Hacker News new | ask | show | jobs
by spugody 2232 days ago
Who defines what a fair wage is?
2 comments

Whatever enables a dignified existence. It doesn't require much imagination to figure out what's included in that.
Does it include children? How many is considered dignified? Some people have to have 3 just to keep the population steady.

If so, is it appropriate for a childless 18-year-old on minimum wage to earn that much (he could probably lease a Ferrari or retire at 38)

Is it appropriate for a company to pay a childless person less than a person with children? Why? What if he’s sterile?

Seems very tricky to me.

In my country, Sweden, we have a very generous child welfare and parental leave. I have no children though. By your logic I should be envious and bitter? But I'm proud. It's called solidarity and having a healthy society benefits a childless me as well.

It's not tricky, and has been going on for the last fifty years or so just fine.

That's not the same as a minimum wage that is high enough for people to raise three children.

We were talking about wages, not state benefits.

State benefits are a much better way to address income inequality or poverty than minimum wages are.

Well, if the businesses and corporations doesn't want to pay the taxes to fund it, they obviously have to fund it instead.
I like how the premise of this argument is that it's somehow horrible to pay someone too much. How horrible that an 18 year old be able to afford more than the rent on a crappy apartment. The more you empower young people with a livable wage the less of an influence their parent's money or lack of is on their life.

Just pick a floor that's good enough for everyone, accept that will be people with low expenses who will be "overpaid", and stop trying to figure out what every individual deserves.

I don’t think we produce enough for every minimum wage worker to earn enough to have 2-3 kids and raise them in a dignified manner (or the equivalent in Ferraris and hedonism). Kids are really, really expensive.
In a free market, the market does.

In most actual cases, some combination of a sort of free market, monopolies over labor (unions) and capital (large corporations), and government regulation does.

It would be better to say the market sets wages to maximize efficiency. With wages being price signals people are supposed to respond to in choosing and changing jobs.

The "fairness" view assumes everyone is born into their jobs somehow and stuck there. If people could choose any job they wanted, fairness is irrelevant because everyone has an equal choice. This is obviously an ideal, but then the opposite extreme is unrealistic too.

the models of market fairness work perfectly in a world where people could simply choose not to work, and where everyone has the ability to work to qualify for any job.

however in the real world people are forced to work by a need to survive, which puts disempowered people in a position to be exploited. and there is unequal access to education, to the leisure time to participate in education, and to the material security required to have a brain that is able to focus on education, so not everyone will be able to even make an attempt to qualify for every job. not to mention the fact that there is unequal access to the networking and connections, and to the non-merit-based "qualifications" that bring certain people to power (e.g. race, gender, sexual orientation, etc. all the isms).

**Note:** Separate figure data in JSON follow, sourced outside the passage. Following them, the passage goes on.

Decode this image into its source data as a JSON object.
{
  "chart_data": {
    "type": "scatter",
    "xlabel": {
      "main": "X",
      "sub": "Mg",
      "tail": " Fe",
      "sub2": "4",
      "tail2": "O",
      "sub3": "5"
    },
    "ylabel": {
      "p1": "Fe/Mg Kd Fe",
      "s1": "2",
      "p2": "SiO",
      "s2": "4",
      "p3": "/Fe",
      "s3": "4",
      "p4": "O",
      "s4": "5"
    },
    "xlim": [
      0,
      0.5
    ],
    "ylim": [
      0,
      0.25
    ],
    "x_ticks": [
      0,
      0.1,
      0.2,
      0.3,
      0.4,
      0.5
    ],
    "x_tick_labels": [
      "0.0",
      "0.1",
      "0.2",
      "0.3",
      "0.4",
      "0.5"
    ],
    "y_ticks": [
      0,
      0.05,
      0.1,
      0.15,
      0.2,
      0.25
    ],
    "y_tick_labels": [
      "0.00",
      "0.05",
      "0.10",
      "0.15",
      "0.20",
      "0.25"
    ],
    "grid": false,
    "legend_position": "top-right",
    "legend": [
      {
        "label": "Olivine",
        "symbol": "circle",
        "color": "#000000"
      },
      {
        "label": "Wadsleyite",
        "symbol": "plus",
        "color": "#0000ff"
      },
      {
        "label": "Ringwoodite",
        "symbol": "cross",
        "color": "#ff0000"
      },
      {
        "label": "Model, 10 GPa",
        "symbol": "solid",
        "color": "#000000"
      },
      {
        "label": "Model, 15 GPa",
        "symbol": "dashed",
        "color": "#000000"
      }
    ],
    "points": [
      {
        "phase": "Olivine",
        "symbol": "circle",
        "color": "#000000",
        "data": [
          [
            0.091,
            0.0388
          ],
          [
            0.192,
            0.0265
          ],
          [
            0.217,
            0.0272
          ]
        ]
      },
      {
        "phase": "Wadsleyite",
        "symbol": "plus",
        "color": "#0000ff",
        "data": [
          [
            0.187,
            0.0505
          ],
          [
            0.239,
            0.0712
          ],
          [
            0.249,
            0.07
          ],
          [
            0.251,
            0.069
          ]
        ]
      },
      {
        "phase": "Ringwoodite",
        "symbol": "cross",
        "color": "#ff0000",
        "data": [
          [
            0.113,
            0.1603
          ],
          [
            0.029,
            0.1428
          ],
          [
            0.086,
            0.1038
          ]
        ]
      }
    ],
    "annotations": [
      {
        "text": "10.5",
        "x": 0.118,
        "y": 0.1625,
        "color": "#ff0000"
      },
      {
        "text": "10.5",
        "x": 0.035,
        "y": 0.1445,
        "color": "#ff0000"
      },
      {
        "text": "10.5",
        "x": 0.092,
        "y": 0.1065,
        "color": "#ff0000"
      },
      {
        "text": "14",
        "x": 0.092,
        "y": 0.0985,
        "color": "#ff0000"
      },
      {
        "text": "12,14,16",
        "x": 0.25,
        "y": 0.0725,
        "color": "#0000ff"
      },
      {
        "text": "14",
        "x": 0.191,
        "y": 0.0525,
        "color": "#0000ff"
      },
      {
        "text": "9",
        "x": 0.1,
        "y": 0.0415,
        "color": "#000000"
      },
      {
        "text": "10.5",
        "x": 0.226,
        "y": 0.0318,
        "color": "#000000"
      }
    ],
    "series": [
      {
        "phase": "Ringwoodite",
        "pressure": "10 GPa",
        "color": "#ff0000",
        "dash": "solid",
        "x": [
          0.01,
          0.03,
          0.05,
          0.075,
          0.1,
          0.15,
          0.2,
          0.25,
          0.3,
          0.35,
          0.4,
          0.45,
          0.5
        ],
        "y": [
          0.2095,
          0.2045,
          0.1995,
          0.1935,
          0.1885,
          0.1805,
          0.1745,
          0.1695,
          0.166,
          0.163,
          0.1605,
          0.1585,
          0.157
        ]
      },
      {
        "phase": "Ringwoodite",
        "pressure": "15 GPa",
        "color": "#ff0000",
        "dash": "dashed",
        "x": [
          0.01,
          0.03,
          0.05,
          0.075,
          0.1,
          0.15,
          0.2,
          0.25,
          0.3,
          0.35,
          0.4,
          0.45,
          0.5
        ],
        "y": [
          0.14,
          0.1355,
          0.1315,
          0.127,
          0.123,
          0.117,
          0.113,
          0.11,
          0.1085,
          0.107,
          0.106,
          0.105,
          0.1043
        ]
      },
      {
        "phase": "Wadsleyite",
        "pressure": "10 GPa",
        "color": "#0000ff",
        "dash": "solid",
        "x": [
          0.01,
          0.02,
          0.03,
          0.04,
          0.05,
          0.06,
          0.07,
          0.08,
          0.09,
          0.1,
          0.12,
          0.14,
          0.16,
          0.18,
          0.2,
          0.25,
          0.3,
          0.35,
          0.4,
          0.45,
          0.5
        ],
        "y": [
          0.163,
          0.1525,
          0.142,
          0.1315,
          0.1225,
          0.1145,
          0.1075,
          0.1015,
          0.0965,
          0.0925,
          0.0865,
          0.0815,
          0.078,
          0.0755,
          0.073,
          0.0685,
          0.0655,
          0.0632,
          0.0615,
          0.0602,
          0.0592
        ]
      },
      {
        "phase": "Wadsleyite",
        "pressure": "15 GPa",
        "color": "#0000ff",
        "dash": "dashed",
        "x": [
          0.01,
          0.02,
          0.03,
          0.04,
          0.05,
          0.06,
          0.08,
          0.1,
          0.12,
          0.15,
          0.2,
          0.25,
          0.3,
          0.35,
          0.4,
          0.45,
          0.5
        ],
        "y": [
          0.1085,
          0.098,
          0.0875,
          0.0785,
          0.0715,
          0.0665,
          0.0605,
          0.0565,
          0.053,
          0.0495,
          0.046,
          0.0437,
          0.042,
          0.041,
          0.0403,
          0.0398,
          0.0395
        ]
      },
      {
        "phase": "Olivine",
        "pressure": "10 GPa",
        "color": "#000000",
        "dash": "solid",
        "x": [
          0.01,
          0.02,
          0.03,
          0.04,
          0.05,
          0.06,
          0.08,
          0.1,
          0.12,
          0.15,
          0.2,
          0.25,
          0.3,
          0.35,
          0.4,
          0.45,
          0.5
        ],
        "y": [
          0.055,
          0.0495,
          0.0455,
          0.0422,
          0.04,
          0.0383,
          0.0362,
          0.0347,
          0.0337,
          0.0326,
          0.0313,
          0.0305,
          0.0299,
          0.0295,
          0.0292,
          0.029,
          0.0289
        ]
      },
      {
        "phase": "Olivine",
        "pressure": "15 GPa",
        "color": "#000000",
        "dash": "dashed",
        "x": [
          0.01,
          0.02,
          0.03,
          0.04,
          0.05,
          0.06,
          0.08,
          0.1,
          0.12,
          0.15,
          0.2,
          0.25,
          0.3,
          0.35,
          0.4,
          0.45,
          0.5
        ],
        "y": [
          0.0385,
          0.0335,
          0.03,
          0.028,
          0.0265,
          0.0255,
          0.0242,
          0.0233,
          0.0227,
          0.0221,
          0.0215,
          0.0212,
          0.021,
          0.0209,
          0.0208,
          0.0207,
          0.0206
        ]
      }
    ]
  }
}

so exploitation and injustice abounds in an unregulated system which tends to entrench and concentrate power within the hands of those who already have it

I've never heard of "models of market fairness", it sounds silly. I called the extreme where fairness was irrelevant an ideal. I take it you agree with that point. Though I don't see that much of what you are saying is particularly crushing to the ideal. In "the real world" one also doesn't need to switch jobs every day like a day trader changing stocks.

I also take it you concede that pursuing fairness leads to reduced efficiency? You can't very well serve two optimals.

> I also take it you concede that pursuing fairness leads to reduced efficiency?

Efficiency of what? Yes, it reduces the efficiency by which overall wealth is created (whatever that means). And yes, it enhances the effiency by which a society provides for the needs of all.